Mon patient tenait à son abstinence, mais je n’étais pas liée par le même vœu, et mon envie devenait dévorante. Je voulais devenir son obsession, comme il était devenu la mienne.

Je commençai par lui serrer la main, parfois de façon prolongée. Je m’arrangeais pour croiser furtivement son regard. Je le frôlais en le raccompagnant. Je souriais. Puis je portais l’estocade.

Je gardai pendant plusieurs heures un carré de soie dans ma culotte, afin de l’imprégner de ma mouille (mon smegma, pour reprendre le terme utilisé par la petite salope du roman de Charlotte Roche, Zones Humides, à qui j’avais piqué l’idée. Je ne poussai pas le vice jusqu’à m’en mettre, comme elle, derrière l’oreille. Chacun ses limites !).

Puis j’étendis le tissu en question sur le coussin du divan, là où il posait sa tête.

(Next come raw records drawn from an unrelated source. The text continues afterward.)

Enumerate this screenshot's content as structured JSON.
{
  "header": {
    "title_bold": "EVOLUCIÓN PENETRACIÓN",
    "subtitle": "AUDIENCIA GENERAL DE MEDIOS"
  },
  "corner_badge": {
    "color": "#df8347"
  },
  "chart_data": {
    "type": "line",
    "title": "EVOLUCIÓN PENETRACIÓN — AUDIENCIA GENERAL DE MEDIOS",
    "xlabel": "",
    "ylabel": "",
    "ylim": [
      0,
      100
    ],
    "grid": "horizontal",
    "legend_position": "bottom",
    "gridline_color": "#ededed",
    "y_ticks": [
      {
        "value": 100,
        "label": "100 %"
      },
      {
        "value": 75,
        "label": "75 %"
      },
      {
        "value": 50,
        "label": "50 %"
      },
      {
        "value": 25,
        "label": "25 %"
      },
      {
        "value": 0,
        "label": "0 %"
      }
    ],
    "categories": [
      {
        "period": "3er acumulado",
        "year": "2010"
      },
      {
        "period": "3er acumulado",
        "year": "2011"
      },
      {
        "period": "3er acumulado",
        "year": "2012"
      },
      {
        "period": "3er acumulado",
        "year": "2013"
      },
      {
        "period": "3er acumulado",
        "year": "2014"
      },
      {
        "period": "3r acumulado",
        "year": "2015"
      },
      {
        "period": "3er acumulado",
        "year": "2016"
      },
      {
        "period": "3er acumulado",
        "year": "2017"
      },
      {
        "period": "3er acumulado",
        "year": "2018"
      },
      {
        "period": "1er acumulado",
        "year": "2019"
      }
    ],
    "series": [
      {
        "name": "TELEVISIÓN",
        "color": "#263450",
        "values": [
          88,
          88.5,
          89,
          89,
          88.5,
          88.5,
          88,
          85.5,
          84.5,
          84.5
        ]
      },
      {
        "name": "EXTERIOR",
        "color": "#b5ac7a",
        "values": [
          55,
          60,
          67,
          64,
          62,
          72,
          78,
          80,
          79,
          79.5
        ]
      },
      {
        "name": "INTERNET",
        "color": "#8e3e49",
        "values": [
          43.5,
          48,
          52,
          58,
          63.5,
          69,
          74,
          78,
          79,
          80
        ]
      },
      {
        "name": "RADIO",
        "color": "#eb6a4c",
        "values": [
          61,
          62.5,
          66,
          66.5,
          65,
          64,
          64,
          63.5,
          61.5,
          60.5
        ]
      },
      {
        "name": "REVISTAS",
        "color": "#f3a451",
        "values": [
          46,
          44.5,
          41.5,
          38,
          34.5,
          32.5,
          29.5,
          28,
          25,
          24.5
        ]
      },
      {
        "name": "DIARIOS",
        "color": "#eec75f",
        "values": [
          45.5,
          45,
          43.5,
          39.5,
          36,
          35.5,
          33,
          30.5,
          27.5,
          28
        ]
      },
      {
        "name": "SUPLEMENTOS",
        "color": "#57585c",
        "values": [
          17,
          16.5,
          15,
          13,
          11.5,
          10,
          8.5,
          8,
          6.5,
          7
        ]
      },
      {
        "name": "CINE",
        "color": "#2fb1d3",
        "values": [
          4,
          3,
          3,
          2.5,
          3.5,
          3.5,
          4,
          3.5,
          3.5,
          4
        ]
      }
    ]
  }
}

  • Un souvenir me vient aujourd’hui, je ne sais pas pourquoi. J’avais sept ans et j’accompagnais mon père, qui était photographe pour des revues de charme. Un jour, pendant qu’il installait ses projecteurs, je me suis retrouvé dans la salle de bains avec le modèle, une grande fille charpentée, avec des jambes immenses et des seins qui débordaient du peignoir. Je la fixais avec des yeux ronds. Tout d’un coup, elle prit ma main et la posa sur son sexe. Je me souviens encore de cette sensation, ce truc vivant, velu, qui happa mes doigts dans une fente visqueuse. J’étais pétrifié de terreur. La fille éclata de rire et lécha ensuite ma main avec des mines gourmandes. Et là, il me semble encore sentir cette odeur et mon pénis se recroqueville...

Tu m’étonnes ! Ce n’était pas le but recherché, mais je venais sans le vouloir de remonter au traumatisme originel. Toutes ses théories sur les sextoys, la confusion des orifices, ce n’était qu’un montage intellectuel destiné à masquer sa peur viscérale du sexe féminin. Un peu plus, et il se faisait récupérer par la grande confrérie homosexuelle. Et ça, il n’en était pas question. Ce magnifique spécimen de mâle devait rester à disposition des femmes. Nous payons déjà un assez lourd tribut au lobby gay !

Je sortis de ma réserve :

  • Vous venez de faire un grand pas. La semaine prochaine, c’est notre dernière séance avant Noël, je vous propose de changer un peu notre façon de travailler.

Il semblait déstabilisé. À ma merci.

  • Puisque nous avons identifié l’objet phobique : le sexe féminin, je vais utiliser les techniques de désensibilisation des comportementalistes. Il faut vous confronter progressivement à ce qui vous effraie tant. Vous êtes d’accord ?

La semaine suivante, quand mon patient entra, j’avais déjà inséré Genius Secret Vibe, télécommandable à distance. Ladite télécommande se trouvait dans un joli paquet-cadeau violet posé sur le divan.

Intrigué, Max tourna les yeux vers moi. Ce jour-là, je soutins son regard.